Internal/Controlled: Internal/controlled data is intended for distribution within the University only, generally to defined subsets of the user population. The release of the data has the potential to create moderate damage to the institution. (Such damage may be legal, academic [loss or alteration of intellectual property] financial, or intangible [loss of reputation]).
Restricted: Restricted data are those which the University has legal, regulatory, policy or contractual obligations to protect. Access to restricted data must be strictly and individually controlled and logged. The release of such data has the potential to create major damage to the institution. (Such damage may be legal, academic [loss or alteration of intellectual property], financial, or intangible [loss of reputation]).

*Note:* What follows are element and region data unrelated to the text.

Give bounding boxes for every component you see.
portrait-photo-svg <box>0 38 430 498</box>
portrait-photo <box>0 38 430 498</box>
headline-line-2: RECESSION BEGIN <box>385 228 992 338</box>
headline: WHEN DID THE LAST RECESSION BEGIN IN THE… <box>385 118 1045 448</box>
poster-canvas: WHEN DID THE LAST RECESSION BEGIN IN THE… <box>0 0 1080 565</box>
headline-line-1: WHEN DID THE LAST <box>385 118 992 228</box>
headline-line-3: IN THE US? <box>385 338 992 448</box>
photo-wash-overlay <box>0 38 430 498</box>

Key Concepts for Data Categorization
(Resources to all four concepts can be found at: http://datacat.psu.edu/data-profile-search)
- Categorize. Know how to categorize data.
- Secure. Do your part and secure the data (everyone is responsible, not just IT staff).
- Store. Store data according to the category in permissible locations only.
- Preserve. Keep data for the proper amount of time and destroy according to the retention schedule.
Categorize your data accordingly by using the criteria above.
- Store data only where permissible. There may be free or for fee cloud resources available that allow ease of use, large amounts of space and quick access to the data. However, if the proper channels are not followed before storing non-public data on cloud resources, your research or other data could be at risk.
- Before selecting a storage solution, consider the following.
- Does the University have a site license available with the vendor?
- If not, get Risk Management and/or Purchasing involved so the proper contractual language can be negotiated with the vendor to ensure the data safeguards, liability, confidentiality, etc.
- Click through agreements also require special vetting through Risk Management if the data is categorized as Restricted.
- Some research grants require special data safeguards and/or data use agreements. Before signing off on the grant, be sure to involve your local IT staff or consult with Security Operations and Services (firstname.lastname@example.org) to ensure the proper controls are in place. It is especially important to be aware of any legislative obligations the data may carry, such as Protected Health Information (PHI) that falls under the Health Insurance Portability Accountability Act (HIPAA) and requires certain administrative, physical and technical controls be in place prior to use, processing or storage.